Part of the key to success lies in focusing efforts in defined directions. To achieve this, the following recommendations are suggested:

  1. Concentration:

    a. Refrain from multitasking and tackle tasks one at a time. Given the limited time available, prioritize tasks and avoid jumping between them. Concentrate on what has been determined as crucial.

    b. Prioritization method recommendations:

    - Prioritize the future over the past.

    - Direct attention to opportunities rather than problems.

    - Choose a direction based on your managerial judgment rather than automatically following others.

    - Set ambitious goals and engage in endeavors that will significantly impact, avoiding the allure of manageable tasks.

  2. Knowing When to Abandon:

    a. Reevaluate each product, service, market, distribution channel, and customer regularly to determine whether to proceed.
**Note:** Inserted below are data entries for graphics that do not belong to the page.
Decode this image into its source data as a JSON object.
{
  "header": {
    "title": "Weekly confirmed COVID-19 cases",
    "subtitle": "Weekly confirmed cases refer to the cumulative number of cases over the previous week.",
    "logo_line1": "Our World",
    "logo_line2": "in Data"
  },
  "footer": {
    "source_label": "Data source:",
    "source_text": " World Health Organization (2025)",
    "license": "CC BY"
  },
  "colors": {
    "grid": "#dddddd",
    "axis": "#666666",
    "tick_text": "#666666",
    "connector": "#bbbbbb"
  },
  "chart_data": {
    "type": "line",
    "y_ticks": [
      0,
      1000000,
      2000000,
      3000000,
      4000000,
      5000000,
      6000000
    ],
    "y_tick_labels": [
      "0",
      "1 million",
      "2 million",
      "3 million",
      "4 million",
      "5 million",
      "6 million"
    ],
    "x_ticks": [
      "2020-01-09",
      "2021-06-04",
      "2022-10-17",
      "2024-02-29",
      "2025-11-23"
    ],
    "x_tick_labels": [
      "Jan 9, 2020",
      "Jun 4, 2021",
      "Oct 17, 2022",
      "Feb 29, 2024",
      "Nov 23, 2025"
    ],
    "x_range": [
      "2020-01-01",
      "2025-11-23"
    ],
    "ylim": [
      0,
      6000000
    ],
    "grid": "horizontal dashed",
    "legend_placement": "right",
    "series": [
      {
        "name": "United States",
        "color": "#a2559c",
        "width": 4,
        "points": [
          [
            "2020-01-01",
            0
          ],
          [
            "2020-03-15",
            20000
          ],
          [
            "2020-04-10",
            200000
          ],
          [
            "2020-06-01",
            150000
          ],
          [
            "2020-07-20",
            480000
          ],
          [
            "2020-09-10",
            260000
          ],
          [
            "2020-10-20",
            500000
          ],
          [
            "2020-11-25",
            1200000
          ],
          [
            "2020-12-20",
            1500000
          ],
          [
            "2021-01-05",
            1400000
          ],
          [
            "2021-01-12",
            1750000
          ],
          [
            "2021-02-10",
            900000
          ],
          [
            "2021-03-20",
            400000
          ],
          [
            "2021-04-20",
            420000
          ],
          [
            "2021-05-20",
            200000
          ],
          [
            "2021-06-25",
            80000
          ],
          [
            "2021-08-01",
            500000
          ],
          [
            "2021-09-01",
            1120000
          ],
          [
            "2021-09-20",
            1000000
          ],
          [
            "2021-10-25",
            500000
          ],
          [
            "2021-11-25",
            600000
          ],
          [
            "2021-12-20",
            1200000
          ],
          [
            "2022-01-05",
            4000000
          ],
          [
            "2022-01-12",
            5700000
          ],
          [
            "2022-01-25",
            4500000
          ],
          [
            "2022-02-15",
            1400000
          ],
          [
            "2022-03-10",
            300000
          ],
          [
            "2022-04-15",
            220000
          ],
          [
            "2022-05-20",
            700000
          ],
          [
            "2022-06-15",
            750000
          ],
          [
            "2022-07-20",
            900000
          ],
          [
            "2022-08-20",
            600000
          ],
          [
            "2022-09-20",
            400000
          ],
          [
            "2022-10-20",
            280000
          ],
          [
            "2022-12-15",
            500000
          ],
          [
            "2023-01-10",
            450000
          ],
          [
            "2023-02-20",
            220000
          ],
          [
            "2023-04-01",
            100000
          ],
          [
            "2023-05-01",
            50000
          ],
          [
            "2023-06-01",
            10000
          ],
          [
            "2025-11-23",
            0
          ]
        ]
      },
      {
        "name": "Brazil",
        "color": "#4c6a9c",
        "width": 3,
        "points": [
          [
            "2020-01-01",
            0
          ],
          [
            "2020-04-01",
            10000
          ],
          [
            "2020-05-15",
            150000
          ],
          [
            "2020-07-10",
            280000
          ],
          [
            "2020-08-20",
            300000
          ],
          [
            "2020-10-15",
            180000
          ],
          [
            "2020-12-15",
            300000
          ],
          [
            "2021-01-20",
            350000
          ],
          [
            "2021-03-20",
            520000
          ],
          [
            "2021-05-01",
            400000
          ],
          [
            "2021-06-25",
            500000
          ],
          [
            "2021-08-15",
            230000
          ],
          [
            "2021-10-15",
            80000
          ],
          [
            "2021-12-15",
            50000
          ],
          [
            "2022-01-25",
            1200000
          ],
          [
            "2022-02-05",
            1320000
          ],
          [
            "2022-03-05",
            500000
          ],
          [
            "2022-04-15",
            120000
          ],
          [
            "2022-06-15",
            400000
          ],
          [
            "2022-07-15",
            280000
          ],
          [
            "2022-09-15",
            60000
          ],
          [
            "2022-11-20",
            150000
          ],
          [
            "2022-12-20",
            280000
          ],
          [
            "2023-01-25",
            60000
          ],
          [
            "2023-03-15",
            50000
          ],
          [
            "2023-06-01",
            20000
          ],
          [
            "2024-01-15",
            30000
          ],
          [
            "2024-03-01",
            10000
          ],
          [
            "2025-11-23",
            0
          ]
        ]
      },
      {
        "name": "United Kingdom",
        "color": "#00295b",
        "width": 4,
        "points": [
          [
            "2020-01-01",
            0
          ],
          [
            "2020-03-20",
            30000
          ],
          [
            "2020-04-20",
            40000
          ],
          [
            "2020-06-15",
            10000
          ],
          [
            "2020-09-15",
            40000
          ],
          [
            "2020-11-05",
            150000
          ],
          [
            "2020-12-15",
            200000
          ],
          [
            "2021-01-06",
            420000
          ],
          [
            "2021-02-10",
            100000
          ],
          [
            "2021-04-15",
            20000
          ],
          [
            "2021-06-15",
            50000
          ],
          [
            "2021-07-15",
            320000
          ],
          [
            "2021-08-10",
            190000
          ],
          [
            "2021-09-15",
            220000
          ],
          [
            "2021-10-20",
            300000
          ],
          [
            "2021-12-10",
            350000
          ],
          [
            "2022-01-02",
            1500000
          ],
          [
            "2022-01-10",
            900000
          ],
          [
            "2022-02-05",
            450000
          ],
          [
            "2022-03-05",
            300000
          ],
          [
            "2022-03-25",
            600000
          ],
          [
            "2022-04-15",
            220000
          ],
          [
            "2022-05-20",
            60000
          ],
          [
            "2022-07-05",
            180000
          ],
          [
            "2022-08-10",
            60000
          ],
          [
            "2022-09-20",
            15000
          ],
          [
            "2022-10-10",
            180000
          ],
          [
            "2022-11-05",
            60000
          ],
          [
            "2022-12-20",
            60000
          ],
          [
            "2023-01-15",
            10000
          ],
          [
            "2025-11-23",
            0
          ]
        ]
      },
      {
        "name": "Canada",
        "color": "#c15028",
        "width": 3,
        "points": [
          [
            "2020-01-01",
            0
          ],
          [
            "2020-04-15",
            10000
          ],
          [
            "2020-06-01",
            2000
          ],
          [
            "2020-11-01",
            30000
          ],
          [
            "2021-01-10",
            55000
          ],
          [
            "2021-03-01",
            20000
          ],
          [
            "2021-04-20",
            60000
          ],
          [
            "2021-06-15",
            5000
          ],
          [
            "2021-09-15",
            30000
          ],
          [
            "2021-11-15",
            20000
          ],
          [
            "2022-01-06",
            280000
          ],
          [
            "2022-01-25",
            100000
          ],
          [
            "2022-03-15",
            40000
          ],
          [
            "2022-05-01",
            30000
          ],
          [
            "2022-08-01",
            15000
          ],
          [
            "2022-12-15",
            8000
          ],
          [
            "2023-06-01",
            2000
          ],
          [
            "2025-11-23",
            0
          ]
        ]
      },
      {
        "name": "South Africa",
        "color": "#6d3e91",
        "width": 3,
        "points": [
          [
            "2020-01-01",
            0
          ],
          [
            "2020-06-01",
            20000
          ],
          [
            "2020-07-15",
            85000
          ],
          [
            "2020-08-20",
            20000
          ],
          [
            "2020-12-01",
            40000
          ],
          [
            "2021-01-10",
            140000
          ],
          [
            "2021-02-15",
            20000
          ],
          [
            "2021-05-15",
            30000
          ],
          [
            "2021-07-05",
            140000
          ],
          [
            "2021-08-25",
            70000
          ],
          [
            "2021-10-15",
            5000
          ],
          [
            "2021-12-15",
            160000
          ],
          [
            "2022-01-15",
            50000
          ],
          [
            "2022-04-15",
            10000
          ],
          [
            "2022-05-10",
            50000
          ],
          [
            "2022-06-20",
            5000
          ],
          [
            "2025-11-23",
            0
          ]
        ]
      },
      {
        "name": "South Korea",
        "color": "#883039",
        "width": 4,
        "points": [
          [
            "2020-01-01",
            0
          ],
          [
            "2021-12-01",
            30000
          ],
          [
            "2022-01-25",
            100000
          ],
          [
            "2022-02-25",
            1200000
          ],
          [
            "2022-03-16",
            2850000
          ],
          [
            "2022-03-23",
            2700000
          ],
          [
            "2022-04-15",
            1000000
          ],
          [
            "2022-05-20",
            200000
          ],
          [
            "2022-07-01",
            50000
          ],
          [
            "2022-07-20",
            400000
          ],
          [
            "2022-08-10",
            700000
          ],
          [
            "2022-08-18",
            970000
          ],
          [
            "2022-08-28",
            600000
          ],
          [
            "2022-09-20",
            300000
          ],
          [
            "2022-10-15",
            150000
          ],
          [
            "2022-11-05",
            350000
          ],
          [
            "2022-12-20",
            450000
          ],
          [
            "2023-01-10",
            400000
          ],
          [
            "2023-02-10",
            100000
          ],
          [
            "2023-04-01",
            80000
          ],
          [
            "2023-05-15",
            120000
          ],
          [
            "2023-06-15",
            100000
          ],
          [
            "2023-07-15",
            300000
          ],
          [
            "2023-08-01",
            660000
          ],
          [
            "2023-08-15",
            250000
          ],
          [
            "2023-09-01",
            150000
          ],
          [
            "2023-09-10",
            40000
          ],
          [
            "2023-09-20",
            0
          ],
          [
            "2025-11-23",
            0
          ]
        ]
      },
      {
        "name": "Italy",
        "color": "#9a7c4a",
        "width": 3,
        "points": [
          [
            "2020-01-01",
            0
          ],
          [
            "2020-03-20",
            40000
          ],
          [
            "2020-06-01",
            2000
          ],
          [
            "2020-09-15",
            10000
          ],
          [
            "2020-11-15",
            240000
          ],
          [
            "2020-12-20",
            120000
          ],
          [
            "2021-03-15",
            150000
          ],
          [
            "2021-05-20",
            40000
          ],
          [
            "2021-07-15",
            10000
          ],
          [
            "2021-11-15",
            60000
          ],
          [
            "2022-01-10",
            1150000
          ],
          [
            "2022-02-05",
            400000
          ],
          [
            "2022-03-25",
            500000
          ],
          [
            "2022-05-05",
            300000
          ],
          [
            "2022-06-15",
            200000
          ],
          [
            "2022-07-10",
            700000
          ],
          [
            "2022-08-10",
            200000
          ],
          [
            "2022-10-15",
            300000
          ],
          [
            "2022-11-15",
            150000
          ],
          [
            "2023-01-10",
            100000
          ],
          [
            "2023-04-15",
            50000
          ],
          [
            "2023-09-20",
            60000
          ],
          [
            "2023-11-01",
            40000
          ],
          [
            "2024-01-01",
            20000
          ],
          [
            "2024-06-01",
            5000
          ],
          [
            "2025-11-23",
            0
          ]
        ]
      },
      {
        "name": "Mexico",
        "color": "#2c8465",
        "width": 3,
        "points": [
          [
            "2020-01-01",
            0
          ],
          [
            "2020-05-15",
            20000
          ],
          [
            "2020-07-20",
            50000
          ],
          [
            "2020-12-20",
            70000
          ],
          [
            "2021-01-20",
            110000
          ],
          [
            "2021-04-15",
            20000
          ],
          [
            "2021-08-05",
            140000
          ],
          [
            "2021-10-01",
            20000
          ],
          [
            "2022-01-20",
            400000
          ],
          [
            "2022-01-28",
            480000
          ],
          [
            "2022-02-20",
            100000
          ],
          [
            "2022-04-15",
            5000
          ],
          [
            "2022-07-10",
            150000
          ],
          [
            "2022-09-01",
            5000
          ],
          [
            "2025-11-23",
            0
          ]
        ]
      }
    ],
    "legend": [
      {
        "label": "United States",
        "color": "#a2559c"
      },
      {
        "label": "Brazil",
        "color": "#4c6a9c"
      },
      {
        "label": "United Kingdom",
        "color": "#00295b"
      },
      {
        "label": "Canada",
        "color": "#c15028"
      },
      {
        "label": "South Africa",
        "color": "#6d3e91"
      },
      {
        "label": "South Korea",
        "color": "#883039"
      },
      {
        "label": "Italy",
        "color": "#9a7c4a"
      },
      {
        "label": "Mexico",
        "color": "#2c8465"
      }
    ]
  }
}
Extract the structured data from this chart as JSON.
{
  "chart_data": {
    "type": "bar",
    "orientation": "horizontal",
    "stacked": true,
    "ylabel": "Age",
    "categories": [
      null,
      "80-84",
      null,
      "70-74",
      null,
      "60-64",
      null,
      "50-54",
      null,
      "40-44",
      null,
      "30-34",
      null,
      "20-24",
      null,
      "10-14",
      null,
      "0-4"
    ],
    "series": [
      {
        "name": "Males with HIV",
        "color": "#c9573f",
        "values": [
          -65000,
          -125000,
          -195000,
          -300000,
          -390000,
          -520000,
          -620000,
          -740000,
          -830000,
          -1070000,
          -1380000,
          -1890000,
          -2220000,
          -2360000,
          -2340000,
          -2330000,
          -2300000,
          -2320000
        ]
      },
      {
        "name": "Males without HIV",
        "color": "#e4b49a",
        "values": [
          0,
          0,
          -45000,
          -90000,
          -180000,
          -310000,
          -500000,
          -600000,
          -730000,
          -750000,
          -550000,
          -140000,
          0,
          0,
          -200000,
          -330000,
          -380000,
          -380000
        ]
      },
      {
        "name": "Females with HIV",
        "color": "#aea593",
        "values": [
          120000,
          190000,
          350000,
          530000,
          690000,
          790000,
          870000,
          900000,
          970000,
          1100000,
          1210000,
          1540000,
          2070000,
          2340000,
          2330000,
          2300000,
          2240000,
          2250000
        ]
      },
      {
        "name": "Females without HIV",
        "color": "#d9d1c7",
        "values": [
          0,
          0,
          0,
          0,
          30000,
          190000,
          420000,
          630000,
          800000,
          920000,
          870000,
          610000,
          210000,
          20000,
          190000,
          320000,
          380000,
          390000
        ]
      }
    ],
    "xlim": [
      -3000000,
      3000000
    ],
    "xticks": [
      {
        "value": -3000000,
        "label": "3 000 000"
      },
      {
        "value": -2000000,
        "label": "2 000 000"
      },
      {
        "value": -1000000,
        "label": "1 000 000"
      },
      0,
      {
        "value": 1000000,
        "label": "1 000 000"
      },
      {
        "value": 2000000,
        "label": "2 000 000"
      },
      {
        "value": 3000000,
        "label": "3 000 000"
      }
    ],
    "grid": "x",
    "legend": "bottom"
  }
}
Abandonment is advisable in three cases:

    - When a product or service is still operational but clearly on a trajectory towards obsolescence.

    - When an asset is no longer yielding returns.

    - When continued investment or maintenance of an existing product or service impedes the growth of a new, necessary one.

  3. Beware of Delays and Postponements:

    a. Be cautious of delays and postponements, which often lead to unplanned abandonment.

  4. Beware of Distracting Factors:

    a. Recognize that the manager's work is most adversely affected by distractions.

  5. Tracking, Measuring, and Controlling Personal Performance:

    a. Develop the ability to monitor, measure, and control personal performance effectively.

Making informed decisions

Decision-making constitutes a pivotal function for every manager, requiring a disciplined process for effective outcomes. Beneficial decisions share common characteristics and involve several key stages:

Decision-making stages:

Preliminary Stage:

Understanding the necessity of a decision is critical. A decision is warranted when failure to act would lead to atrophy or deterioration of the situation or when an opportunity is at risk of being missed.

Steps in making the decision:

  1. Classification of the problem: Distinguish whether the issue is a general case requiring a decision or an exception. In the latter case, it may be prudent not to decide or to treat it as an exception.

  2. The true definition of the problem: Understand the root cause of the problem, avoiding decisions based solely on visible symptoms.

  3. Determining the characteristics of the decision: Understand the goals the decision must achieve to address the problem or challenge, being cautious of decisions that only partially resolve the issue.

  4. Deciding the right thing to do: Start with the right decision and then adapt it based on existing circumstances and constraints, often involving compromises.

  5. Building an action plan for implementation: Formulate operational actions resulting from the decision. Decide on individuals and timelines for task execution and assign responsibility for ensuring implementation. Ensure that everyone relevant is aware of the decision.

  6. Retrospective examination of the decision against the results: Assess whether the decision achieved its objectives based on feedback or additional measurements.

Recommendations for making the decision:

  1. Remember the reliance on opinions: Acknowledge that decisions are often based on opinions rather than facts; moderate expectations accordingly.

  2. Encourage disagreement and productive discussion: Foster an environment where disagreement and constructive discussions are welcomed. A manager with unanimous agreement from employees may need help making productive decisions.

  3. Consider the price of decisions: Be mindful that every decision comes with a cost. Only make decisions when the benefits outweigh the associated costs.